C’est énorme ! Alors que ce devrait être au département de payer comme il le fait ailleurs.
Val de Reuil est une des communes les pauvres de France en termes de revenus. C’est un cri de détresse. La majorité départementale reste sourde.
Espérons que le Préfet et le DASEN ne persisteront pas dans cette voie qui est aussi nocive pour les élèves de Val-de-Reuil que pour la commune de Val-de-Reuil. Accompagnés par le mépris et les insultes des élus du département, qui plus est.
Paroles d’élus :
  1. Catherine Delalande, Sens Commun : à boulets rouges contre les REP
  2. Jean-Jacques Coquelet, l’élu de Val de Reuil : prenons le temps et réfléchissons aux conséquences
  3. Hafida Ouadah, le camp du département : apprenons la mobilité aux Casois, en commençant par les collégiens
  4. Marie Tamarelle-Verhaeghe, députée LREM : donnez l’argent de Val-de-Reuil aux autres enfants du département
  5. Gaëtan Levitre, canton d’Alizay Pont de l’Arche : les conséquences pour les élèves, les familles, la politique de l’habitat et les investissements en cours sur la CASE
  6. Bruno Questel, député LREM : Faites ce que je dis, pas ce que je fais.

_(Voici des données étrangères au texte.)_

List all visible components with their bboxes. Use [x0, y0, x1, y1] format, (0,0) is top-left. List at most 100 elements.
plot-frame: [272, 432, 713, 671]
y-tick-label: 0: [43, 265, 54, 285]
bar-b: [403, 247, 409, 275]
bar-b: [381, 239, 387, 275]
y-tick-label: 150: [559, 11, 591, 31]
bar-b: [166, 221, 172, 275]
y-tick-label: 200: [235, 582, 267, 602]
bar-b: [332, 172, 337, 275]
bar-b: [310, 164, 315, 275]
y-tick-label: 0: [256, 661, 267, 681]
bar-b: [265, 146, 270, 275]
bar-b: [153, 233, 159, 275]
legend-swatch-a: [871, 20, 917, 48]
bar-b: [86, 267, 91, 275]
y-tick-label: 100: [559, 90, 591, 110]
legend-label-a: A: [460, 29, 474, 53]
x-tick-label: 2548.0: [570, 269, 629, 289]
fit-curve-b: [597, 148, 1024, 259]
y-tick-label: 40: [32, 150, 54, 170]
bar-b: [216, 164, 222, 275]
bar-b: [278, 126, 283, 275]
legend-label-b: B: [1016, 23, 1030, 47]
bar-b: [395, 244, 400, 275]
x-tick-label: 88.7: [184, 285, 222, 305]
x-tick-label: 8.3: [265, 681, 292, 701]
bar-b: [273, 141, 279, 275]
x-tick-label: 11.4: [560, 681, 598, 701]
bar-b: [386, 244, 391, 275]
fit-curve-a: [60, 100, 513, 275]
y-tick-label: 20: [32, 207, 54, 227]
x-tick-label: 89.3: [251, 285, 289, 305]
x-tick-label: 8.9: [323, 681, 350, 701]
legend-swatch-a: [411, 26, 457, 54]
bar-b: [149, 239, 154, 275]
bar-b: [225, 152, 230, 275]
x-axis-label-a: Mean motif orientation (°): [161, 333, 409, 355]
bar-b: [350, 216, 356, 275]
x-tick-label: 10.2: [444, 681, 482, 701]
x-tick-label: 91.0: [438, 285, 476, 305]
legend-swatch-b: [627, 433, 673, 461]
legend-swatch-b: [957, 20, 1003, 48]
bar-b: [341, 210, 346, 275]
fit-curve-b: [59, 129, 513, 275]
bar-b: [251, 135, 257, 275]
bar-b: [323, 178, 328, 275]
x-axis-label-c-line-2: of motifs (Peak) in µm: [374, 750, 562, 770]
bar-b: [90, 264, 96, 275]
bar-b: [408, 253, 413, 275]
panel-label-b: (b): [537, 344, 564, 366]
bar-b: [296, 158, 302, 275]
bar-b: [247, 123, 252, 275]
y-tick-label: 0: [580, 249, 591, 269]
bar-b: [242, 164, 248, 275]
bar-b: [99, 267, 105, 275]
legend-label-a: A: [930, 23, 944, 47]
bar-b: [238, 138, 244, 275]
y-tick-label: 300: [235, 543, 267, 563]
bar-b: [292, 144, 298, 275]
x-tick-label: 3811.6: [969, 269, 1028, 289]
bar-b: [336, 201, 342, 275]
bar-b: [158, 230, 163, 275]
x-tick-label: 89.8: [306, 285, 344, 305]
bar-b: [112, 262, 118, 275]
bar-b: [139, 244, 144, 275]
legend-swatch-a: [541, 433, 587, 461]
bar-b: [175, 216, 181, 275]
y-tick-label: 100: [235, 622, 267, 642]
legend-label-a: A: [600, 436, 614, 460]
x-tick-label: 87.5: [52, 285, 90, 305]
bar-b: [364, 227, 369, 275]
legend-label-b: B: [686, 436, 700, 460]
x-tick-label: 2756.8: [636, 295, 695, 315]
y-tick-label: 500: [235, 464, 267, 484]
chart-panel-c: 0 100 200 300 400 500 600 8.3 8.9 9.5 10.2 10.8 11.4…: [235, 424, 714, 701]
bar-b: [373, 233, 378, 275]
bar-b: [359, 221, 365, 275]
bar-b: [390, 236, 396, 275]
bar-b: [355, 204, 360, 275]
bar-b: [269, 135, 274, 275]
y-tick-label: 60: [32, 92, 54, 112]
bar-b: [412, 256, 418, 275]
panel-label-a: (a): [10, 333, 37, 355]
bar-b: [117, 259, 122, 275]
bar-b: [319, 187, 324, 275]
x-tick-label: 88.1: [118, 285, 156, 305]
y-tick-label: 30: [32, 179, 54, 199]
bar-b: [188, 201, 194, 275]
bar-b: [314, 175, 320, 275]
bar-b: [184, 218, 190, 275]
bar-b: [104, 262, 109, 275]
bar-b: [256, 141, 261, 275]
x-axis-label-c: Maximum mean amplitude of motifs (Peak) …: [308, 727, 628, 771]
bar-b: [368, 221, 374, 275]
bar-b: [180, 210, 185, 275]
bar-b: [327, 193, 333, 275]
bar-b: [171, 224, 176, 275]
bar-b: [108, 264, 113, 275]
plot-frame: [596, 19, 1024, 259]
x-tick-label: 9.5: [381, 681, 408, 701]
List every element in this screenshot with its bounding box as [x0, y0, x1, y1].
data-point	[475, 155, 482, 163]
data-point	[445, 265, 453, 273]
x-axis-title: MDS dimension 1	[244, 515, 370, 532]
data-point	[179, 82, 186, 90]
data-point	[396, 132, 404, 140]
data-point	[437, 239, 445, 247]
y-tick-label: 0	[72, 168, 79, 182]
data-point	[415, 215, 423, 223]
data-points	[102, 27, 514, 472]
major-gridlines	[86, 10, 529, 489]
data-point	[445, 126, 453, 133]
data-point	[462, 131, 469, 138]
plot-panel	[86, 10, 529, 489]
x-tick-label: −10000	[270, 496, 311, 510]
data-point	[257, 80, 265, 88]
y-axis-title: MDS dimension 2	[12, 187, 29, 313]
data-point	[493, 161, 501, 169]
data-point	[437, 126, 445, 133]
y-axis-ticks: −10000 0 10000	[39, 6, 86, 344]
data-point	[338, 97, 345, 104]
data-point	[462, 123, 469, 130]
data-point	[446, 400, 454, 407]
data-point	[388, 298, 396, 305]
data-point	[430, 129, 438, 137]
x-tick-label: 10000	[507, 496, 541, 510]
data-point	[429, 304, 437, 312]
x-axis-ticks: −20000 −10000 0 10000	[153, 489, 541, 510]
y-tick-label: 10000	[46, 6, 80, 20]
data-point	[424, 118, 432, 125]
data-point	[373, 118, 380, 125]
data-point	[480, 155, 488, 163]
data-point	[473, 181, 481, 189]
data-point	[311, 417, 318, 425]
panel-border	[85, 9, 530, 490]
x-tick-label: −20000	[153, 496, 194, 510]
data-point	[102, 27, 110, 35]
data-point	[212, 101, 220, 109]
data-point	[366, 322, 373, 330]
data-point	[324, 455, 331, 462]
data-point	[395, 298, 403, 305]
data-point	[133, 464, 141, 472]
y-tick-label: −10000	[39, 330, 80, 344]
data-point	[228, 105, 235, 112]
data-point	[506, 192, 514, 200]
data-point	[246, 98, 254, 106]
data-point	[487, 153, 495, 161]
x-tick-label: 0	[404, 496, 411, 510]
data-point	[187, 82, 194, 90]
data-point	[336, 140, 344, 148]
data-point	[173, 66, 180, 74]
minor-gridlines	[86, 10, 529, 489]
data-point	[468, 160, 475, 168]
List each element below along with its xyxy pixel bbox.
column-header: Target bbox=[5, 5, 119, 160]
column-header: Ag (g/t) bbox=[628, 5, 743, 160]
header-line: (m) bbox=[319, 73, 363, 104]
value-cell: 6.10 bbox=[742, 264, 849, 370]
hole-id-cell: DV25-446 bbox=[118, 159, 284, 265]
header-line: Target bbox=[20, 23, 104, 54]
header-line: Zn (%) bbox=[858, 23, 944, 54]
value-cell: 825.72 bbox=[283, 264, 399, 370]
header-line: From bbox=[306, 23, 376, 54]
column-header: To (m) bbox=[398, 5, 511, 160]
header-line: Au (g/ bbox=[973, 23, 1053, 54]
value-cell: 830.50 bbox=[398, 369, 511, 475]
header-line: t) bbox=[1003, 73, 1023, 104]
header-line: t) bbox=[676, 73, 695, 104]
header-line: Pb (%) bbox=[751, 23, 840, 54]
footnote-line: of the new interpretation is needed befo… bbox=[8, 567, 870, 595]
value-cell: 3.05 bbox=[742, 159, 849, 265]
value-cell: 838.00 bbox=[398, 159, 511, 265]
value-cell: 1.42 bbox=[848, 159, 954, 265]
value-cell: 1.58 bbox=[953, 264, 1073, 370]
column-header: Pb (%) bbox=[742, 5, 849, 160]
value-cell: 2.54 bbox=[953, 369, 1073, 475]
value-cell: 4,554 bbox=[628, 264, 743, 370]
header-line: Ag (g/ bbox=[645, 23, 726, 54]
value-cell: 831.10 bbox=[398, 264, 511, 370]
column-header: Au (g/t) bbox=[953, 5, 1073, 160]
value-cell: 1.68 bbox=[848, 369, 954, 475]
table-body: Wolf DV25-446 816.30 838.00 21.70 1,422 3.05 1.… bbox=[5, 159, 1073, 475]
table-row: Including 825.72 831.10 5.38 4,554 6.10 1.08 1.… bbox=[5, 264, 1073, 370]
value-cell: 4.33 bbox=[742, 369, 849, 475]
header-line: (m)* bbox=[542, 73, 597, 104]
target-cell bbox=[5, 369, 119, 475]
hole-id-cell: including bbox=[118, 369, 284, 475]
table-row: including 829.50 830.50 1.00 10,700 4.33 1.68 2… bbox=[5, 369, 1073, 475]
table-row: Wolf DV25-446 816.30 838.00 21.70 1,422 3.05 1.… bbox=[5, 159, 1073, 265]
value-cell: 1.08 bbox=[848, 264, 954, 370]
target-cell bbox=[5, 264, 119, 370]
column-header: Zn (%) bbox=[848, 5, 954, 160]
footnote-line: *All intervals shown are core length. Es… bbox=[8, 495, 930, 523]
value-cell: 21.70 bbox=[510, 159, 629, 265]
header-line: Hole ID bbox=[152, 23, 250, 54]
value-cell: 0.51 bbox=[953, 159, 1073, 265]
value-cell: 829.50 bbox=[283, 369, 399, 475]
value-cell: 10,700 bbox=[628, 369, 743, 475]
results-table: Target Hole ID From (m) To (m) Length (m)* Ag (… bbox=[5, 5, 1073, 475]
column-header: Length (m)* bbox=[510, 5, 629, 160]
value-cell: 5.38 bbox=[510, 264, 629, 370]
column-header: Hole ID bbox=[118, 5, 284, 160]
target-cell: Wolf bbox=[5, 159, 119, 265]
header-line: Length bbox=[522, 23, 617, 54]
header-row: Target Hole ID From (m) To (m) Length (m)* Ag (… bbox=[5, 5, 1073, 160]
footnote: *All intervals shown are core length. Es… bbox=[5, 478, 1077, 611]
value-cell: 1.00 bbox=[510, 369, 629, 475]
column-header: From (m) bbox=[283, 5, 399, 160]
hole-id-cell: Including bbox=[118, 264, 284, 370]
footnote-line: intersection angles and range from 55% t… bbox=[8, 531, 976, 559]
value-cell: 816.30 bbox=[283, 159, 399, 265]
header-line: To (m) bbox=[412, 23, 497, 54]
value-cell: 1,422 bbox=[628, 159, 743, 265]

Il va voter le fermeture de PMF
    Commençant par l’intérêt général – embêté pour l’équité territoriale parce que des élus exhibent leur “pognon” pour reconstruire le collège… il s’arrête pour rappeler à ses électeurs comment il a sauvé le collège de son canton qui avait été rayé du PPI, il avait du se fâcher pour ça… puis termine en rappelant aux élus qu’il ne sont pas élus au département pour défendre “un canton, un collège, une caserne de pompiers”.
  7. Daniel Jubert, un pied dans la majorité départementale, un pied dans la CASE : il vote contre sa majorité, contre la fermeture de PMF, mais la messe était dite.